Listening better and identifying from farther away — US intel agency touts new programs
The U.S. government is teasing a couple of technologies it is pursuing for intelligence gathering teams, at least one of which could deliver intense amounts of biometric data and controversy.
Reporting on an armed forces conference this week, Signal magazine, made some educated guesses about developments hinted at by Director of Intelligence officials.
One apparently involves whole-body biometrics gathering done from buildings and aerial drones.
A second would seem to be amped-up machine translation of any language. In research, the systems reportedly have outperformed Google Translate in information retrieval, according to a government intelligence official quoted in the article.
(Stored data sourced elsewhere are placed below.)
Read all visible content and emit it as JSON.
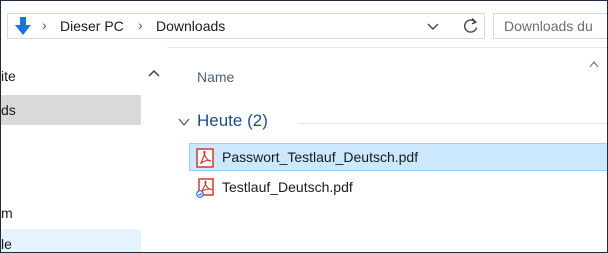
{
  "address_bar": {
    "icon": "down-arrow-icon",
    "separator": "›",
    "breadcrumbs": [
      {
        "label": "Dieser PC"
      },
      {
        "label": "Downloads"
      }
    ],
    "dropdown_icon": "chevron-down-icon",
    "refresh_icon": "refresh-icon"
  },
  "search": {
    "placeholder": "Downloads du"
  },
  "navigation": {
    "items": [
      {
        "label": "ite",
        "state": "normal"
      },
      {
        "label": "ds",
        "state": "selected"
      },
      {
        "label": "m",
        "state": "normal"
      },
      {
        "label": "le",
        "state": "hover"
      }
    ]
  },
  "content": {
    "column_header": "Name",
    "group": {
      "label": "Heute (2)"
    },
    "files": [
      {
        "name": "Passwort_Testlauf_Deutsch.pdf",
        "icon": "pdf-icon",
        "selected": true
      },
      {
        "name": "Testlauf_Deutsch.pdf",
        "icon": "pdf-shared-icon",
        "selected": false
      }
    ]
  },
  "colors": {
    "selection_bg": "#cce8ff",
    "selection_border": "#99d1ff",
    "group_header": "#1e4e8c",
    "nav_selected": "#d9d9d9",
    "nav_hover": "#e5f3ff",
    "accent_arrow": "#1e73d8",
    "pdf_red": "#d9281f"
  }
}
Signal is published by AFCEA International, once known as the Armed Forces Communications and Electronics Association, a group with roots reaching back to the U.S. Civil War. It was reporting this week on the group’s spring intelligence symposium.
Government researchers are crafting algorithms that can perform whole-body biometric identification, according to the article. Dustin Gard-Weiss, deputy director of national intelligence for policy and capabilities within the Office of the Director Intelligence, told a keynote audience.
According to the magazine, Gard-Weiss could have been discussing the Biometric Recognition and Identification at Altitude and Range project within the Intelligence Advanced Research Projects Activity agency.
Known as Briar, the four-year program was the subject of a solicitation late last year. Its description there goes further, however, outlining how IDs would be made “at long-range and from elevated platforms.”
An initial presentation about Briar is dated October 2020, and an IARPA cash challenge related to what became Briar was held in 2018, according to those documents.
While face biometrics commonly battle with poor lighting, awkward camera angles and subject movement, the researchers in this instance must also overcome air quality and turbulence.
Also vaguely discussed at the event was a machine language program, called Material, that would perform English-in/English-out speech recognition tasks on any language. Two-part queries — English words and domain — would be able to dig out information on, for example “viral load” in the medical domain and the same phrase in the economy domain, according to IARPA.